Mike Tyson Pensiun Setelah Menelan Kekalahan Beruntun

Kekalahan pertama Mike Tyson terjadi pada 11 Februari 1990 di pertandingan ke-10 mempertahankan gelarnya. 

Mike Tyson Pensiun Setelah Menelan Kekalahan Beruntun
Ilustrasi Mozaik Mike Tyson. tirto.id/Sabit

tirto.id - “Meski para pandit melihat Tyson sebagai petinju yang tidak lagi fokus dan tidak disiplin, [tapi] malam ini akan terasa pendek dan menyakitkan bagi McBride,” ujar komentator Steve Albert saat membuka pertandingan tinju kelas berat non-gelar di Washington DC pada 11 Juni 2005, tepat hari ini 16 tahun lalu.

Wasit kawakan Joe Cortez didaulat memimpin jalannya pertandingan antara Mike Tyson melawan Kevin McBride. Lima belas detik menjelang bel tanda berakhirnya ronde ke-6, Steve Albert berkomentar lagi. Prediksinya melenceng.

“Kevin McBride, sang petualang ini, membuat Mike Tyson terlihat seperti petinju kelas berat amatiran,” katanya.

Sepuluh detik kemudian, Tyson akhirnya terduduk di sisi ring tanpa tenaga dan tanpa ambisi untuk menang. Ketika bel berbunyi, ia bahkan kesulitan untuk berdiri dan agak memohon supaya dibantu oleh Joe Cortez. Namun terdapat aturan resmi yang melarang wasit membantu salah satu petinju. Joe Cortez pun tak membantunya.

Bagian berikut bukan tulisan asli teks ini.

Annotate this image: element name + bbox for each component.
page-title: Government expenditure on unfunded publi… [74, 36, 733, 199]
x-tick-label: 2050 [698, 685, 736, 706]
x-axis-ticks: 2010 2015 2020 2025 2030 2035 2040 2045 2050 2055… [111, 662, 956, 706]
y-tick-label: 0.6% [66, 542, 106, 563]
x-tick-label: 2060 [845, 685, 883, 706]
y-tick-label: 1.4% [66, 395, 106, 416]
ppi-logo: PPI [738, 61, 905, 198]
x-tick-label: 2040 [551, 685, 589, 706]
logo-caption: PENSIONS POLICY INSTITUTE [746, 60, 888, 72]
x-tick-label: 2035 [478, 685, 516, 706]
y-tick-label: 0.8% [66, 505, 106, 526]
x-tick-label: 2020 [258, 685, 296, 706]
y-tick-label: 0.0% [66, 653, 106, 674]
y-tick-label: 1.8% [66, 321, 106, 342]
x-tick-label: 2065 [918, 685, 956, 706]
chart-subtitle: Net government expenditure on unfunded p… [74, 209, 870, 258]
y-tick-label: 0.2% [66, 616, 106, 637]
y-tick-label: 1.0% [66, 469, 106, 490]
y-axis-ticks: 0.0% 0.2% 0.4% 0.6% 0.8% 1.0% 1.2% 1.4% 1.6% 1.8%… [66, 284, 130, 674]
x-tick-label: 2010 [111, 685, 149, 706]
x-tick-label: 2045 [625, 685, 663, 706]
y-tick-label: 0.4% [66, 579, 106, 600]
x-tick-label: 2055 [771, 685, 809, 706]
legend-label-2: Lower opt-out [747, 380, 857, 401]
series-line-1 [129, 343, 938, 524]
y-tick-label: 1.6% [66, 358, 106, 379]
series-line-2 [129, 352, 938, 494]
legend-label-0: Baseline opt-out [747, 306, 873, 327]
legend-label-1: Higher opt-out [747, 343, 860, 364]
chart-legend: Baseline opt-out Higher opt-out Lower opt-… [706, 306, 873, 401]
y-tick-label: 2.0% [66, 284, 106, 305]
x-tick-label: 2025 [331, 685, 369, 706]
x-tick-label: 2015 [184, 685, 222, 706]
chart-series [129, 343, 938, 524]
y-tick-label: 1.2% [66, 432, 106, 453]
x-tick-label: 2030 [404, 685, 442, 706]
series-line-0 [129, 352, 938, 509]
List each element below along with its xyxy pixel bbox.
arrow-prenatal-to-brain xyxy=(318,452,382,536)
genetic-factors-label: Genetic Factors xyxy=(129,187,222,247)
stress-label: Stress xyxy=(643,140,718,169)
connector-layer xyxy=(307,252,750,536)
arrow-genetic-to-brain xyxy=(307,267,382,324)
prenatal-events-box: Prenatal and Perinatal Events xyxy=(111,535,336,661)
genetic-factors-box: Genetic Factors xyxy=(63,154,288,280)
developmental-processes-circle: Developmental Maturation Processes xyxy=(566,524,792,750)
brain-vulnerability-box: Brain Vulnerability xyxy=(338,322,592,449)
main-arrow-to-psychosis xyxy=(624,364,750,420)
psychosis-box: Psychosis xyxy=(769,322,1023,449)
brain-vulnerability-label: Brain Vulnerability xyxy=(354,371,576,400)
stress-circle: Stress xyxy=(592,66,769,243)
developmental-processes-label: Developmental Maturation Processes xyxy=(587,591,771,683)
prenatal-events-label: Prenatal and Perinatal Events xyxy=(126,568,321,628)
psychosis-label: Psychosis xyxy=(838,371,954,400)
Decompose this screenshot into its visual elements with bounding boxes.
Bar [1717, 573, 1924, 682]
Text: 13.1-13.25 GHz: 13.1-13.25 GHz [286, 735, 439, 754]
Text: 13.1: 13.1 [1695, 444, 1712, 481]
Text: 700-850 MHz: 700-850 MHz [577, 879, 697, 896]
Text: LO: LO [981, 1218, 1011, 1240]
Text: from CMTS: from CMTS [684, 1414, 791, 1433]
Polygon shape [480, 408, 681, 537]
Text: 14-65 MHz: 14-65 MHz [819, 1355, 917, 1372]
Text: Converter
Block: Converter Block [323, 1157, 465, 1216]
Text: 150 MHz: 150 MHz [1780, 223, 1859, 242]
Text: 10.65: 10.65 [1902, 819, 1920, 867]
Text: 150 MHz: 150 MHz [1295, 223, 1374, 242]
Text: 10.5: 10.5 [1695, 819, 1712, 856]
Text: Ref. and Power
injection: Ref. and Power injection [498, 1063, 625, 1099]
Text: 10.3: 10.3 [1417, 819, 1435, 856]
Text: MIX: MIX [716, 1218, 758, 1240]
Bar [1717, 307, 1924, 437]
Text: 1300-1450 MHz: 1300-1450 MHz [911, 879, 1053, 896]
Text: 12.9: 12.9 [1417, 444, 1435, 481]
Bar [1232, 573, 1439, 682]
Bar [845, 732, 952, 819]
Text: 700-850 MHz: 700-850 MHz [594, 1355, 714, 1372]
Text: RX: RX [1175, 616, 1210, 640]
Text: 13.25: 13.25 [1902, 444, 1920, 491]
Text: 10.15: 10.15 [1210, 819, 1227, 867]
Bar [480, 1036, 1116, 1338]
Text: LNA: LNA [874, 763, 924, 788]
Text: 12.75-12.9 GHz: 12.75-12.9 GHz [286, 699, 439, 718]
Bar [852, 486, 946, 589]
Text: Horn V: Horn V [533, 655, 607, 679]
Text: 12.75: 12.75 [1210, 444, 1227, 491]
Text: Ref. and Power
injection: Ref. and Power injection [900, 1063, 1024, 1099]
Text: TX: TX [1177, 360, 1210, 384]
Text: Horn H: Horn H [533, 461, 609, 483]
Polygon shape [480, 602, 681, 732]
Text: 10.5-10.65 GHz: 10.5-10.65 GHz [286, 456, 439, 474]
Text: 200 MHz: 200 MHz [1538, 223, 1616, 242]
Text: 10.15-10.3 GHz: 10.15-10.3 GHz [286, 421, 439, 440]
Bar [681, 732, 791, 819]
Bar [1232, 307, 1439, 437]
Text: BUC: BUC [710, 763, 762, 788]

Meski akhirnya dengan lunglai berhasil duduk di kursi yang disiapkan di sudutnya, Tyson tidak melawan lagi. Ia menyerah. Kubu Kevin McBride bangkit dan merayakan kemenangan.

Kevin McBride sebetulnya bukan petinju yang terlalu hebat. Ia bukan Muhammad Ali atau Joe Frazier. McBride adalah petinju Irlandia yang biasa-biasa saja. Oleh karena itu, para komentator berspekulasi kekalahan ini akan membuat Mike Tyson mulai berpikir untuk pensiun dari ring tinju. Dan wawancara setelah pertandingan akhirnya mengonfirmasi spekulasi itu.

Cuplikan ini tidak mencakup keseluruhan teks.